Another reason is that those who do save at work are, on average, paying high fees to do so. In some cases, when you take into account administrative fees, expense ratios (that’s investment-speak for mutual-fund fees) and other management fees, the figure can be 1 percent, 2 percent or more of your retirement savings.
Jack Bogle, the man behind the Vanguard Funds and a strong proponent of index funds versus actively managed funds (those are funds that essentially mimic an index like the Standard and Poor’s 500 rather than having a manager who makes investment decisions according to defined criteria) offered an interesting point on why fees matter.
If you take a retirement account and assume a 7 percent annualized rate of return and you subtract 2 percent in fees, you are left with a return of 5 percent.
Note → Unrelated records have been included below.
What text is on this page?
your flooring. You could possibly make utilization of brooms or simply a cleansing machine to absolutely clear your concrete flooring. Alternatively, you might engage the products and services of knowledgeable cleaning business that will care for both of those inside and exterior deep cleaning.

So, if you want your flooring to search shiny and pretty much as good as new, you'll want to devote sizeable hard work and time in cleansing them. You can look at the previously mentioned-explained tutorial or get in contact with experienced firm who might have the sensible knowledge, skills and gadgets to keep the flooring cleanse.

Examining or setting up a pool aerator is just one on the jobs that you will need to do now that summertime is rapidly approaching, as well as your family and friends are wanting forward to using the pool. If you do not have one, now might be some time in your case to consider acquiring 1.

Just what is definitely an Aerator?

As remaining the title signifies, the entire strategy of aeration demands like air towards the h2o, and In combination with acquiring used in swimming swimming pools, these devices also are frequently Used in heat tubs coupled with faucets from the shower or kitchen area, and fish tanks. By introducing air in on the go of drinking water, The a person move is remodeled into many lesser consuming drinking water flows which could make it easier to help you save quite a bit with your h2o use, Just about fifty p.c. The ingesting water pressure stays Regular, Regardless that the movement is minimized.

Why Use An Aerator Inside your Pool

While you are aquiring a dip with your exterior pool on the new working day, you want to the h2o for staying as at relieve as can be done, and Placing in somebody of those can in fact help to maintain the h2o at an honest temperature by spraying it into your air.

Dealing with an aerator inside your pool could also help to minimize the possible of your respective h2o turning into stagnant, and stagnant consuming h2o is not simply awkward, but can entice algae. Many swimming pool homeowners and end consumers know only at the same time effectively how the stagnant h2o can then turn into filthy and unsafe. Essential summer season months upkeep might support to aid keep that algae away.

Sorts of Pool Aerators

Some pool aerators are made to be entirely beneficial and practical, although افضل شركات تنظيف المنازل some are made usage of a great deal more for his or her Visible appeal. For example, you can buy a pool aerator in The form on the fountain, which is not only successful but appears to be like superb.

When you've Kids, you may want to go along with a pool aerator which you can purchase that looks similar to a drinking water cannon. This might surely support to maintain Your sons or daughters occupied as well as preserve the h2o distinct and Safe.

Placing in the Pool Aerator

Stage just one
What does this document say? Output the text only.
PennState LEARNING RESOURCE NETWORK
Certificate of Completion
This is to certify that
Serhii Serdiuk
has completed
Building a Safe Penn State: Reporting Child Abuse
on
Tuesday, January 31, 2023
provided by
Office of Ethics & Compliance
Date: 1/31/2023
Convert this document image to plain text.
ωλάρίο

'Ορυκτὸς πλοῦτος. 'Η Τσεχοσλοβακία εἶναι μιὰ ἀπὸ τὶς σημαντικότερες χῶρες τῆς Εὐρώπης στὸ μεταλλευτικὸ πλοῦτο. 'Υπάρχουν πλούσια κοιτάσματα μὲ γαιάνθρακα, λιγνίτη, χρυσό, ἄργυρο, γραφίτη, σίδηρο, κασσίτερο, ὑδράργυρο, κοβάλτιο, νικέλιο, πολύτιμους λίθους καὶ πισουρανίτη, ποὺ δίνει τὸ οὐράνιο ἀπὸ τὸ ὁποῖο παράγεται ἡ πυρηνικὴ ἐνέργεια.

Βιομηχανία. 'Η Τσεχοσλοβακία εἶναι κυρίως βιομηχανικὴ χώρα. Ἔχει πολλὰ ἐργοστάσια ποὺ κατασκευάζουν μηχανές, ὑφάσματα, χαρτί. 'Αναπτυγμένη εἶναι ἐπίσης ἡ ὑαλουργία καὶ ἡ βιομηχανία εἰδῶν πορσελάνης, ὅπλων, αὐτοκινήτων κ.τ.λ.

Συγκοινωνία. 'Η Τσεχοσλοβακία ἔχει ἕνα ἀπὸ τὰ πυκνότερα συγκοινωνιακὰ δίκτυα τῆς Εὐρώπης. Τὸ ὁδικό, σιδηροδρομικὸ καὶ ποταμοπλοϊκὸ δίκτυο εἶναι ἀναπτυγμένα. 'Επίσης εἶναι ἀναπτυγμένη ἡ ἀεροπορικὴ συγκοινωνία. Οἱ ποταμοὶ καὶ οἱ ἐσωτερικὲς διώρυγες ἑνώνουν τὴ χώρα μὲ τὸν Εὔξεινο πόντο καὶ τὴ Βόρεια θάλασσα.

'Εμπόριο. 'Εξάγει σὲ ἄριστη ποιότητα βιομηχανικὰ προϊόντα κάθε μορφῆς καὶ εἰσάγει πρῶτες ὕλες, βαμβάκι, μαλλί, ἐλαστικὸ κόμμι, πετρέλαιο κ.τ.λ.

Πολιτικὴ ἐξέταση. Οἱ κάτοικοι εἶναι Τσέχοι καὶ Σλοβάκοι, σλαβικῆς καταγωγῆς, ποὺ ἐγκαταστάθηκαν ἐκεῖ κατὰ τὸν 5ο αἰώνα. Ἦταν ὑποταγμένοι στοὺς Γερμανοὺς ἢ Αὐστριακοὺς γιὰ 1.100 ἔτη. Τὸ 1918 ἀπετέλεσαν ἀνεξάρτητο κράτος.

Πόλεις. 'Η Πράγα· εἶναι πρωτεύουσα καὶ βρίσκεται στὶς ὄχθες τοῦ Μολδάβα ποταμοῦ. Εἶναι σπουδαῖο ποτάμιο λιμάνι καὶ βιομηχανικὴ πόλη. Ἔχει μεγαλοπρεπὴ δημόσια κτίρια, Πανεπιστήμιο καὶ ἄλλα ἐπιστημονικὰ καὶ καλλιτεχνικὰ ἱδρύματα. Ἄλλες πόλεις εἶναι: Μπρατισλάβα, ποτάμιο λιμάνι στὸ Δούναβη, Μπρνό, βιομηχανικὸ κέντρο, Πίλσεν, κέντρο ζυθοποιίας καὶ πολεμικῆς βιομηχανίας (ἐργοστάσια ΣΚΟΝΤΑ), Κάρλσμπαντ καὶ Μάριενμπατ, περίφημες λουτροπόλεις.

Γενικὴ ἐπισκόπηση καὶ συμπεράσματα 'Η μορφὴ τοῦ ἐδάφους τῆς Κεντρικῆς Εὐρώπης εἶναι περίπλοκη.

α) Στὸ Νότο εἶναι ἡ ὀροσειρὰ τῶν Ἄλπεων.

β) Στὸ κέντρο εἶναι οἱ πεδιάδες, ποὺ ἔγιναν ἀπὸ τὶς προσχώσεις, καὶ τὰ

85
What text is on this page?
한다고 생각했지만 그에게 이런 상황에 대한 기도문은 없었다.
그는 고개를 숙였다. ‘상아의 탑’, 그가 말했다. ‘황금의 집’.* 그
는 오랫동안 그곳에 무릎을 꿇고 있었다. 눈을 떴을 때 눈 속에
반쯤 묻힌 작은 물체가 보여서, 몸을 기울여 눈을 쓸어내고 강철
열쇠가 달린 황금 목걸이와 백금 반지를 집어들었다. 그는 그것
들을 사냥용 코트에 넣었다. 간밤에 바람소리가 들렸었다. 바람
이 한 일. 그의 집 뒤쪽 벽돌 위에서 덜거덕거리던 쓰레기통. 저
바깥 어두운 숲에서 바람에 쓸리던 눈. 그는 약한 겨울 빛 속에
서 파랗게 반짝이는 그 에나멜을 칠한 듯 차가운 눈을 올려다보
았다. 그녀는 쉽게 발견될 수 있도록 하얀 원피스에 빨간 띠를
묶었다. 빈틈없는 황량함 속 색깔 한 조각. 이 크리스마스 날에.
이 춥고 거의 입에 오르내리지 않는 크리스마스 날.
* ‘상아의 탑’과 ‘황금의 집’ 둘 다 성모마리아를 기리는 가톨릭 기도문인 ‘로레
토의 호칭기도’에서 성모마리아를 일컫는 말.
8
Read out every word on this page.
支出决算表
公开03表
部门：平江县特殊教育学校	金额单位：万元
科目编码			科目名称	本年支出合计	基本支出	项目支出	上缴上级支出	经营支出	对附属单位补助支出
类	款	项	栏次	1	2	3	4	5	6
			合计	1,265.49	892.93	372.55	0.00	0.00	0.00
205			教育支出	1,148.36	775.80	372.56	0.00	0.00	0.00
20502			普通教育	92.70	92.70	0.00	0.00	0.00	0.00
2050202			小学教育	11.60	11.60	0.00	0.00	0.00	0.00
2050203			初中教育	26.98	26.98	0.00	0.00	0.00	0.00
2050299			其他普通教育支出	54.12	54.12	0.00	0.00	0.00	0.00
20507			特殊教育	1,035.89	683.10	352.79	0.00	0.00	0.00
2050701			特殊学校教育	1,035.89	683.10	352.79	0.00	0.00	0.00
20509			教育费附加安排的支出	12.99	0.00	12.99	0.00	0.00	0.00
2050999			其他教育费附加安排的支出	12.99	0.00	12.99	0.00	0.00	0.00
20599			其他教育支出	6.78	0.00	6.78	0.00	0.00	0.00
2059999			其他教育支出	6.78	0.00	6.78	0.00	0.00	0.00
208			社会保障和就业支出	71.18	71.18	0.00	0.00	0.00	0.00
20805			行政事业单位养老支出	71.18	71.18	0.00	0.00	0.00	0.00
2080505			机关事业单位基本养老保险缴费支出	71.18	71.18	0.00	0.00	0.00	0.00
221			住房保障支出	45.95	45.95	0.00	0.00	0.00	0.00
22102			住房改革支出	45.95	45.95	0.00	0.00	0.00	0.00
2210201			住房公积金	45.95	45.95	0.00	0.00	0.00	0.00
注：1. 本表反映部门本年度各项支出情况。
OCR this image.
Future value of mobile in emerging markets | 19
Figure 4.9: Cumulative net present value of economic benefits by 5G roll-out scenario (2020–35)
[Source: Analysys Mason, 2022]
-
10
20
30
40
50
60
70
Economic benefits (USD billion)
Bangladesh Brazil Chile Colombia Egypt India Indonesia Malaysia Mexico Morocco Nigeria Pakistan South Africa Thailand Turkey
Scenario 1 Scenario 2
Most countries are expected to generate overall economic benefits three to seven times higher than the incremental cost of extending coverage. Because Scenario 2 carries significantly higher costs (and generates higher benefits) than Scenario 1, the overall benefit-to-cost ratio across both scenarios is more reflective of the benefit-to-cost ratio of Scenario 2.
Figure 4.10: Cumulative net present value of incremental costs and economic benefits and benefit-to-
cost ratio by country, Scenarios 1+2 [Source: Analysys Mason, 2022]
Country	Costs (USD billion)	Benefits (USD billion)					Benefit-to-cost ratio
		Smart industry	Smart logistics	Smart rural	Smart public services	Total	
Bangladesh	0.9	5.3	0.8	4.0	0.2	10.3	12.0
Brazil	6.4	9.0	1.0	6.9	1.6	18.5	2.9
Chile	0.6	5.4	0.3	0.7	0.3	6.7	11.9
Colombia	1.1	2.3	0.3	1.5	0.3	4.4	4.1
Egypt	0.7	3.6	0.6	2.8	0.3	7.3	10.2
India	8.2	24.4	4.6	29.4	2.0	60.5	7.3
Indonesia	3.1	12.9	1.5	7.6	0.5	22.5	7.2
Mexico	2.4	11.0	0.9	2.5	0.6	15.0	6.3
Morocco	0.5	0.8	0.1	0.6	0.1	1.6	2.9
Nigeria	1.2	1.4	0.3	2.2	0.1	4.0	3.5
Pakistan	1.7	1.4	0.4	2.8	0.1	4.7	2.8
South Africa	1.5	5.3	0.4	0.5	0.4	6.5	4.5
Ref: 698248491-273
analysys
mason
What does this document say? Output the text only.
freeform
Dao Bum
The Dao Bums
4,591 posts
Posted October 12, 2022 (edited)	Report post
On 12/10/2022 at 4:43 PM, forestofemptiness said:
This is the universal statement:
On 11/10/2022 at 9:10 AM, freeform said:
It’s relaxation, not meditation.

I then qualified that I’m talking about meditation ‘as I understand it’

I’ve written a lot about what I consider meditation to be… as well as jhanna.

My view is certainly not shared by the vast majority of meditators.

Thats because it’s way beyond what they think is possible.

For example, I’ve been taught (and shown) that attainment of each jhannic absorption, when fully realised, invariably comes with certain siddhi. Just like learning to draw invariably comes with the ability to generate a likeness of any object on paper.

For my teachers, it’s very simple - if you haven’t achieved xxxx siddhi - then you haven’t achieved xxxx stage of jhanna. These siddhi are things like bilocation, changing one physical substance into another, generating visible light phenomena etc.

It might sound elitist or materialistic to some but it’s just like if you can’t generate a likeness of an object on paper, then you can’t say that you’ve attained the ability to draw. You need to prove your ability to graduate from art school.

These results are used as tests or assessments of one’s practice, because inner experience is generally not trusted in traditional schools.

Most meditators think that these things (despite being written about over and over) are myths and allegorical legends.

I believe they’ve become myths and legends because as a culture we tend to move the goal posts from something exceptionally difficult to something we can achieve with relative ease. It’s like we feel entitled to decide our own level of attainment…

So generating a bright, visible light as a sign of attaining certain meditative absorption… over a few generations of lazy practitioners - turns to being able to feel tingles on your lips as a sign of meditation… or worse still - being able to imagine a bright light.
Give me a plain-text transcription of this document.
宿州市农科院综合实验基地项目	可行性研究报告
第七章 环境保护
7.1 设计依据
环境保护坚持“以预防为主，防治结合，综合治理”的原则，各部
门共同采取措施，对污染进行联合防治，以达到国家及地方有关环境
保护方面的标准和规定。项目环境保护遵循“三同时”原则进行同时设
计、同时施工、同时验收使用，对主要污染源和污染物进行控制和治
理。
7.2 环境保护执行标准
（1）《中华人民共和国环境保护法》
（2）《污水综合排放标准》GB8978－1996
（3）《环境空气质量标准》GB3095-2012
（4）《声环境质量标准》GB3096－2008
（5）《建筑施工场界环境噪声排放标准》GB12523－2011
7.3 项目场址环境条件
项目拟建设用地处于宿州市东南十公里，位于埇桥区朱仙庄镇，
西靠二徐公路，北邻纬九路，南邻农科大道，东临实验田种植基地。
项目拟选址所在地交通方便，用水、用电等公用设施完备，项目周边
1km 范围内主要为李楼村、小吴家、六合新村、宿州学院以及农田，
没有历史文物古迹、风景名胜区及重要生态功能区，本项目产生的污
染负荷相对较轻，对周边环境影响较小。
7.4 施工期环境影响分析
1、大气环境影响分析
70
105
Over the course of 50 years (meaning you are saving for retirement from your early 20s to your retirement years), you will have given up 63 percent to fees versus what you would have kept for your retirement.
Bogle called it the “tyranny of compounding costs.” While none of the people “Frontline” interviewed from the brokerage industry could offer a response to his figures, clearly they were uncomfortable with the assertion.
Most Americans must take control of their own retirement destiny. You need to be paying attention and saving.
When I was 20, the last thing on my mind was saving for retirement. When I was 25, I got a job at a business that had a retirement plan. Looking back, I realize now that was truly a gift because it got me on the right road to saving.
I don’t have room here to fully explain all I’d like, but I would encourage you to watch www.pbs.org/wgbh/pages/frontline/retirement-gamble/.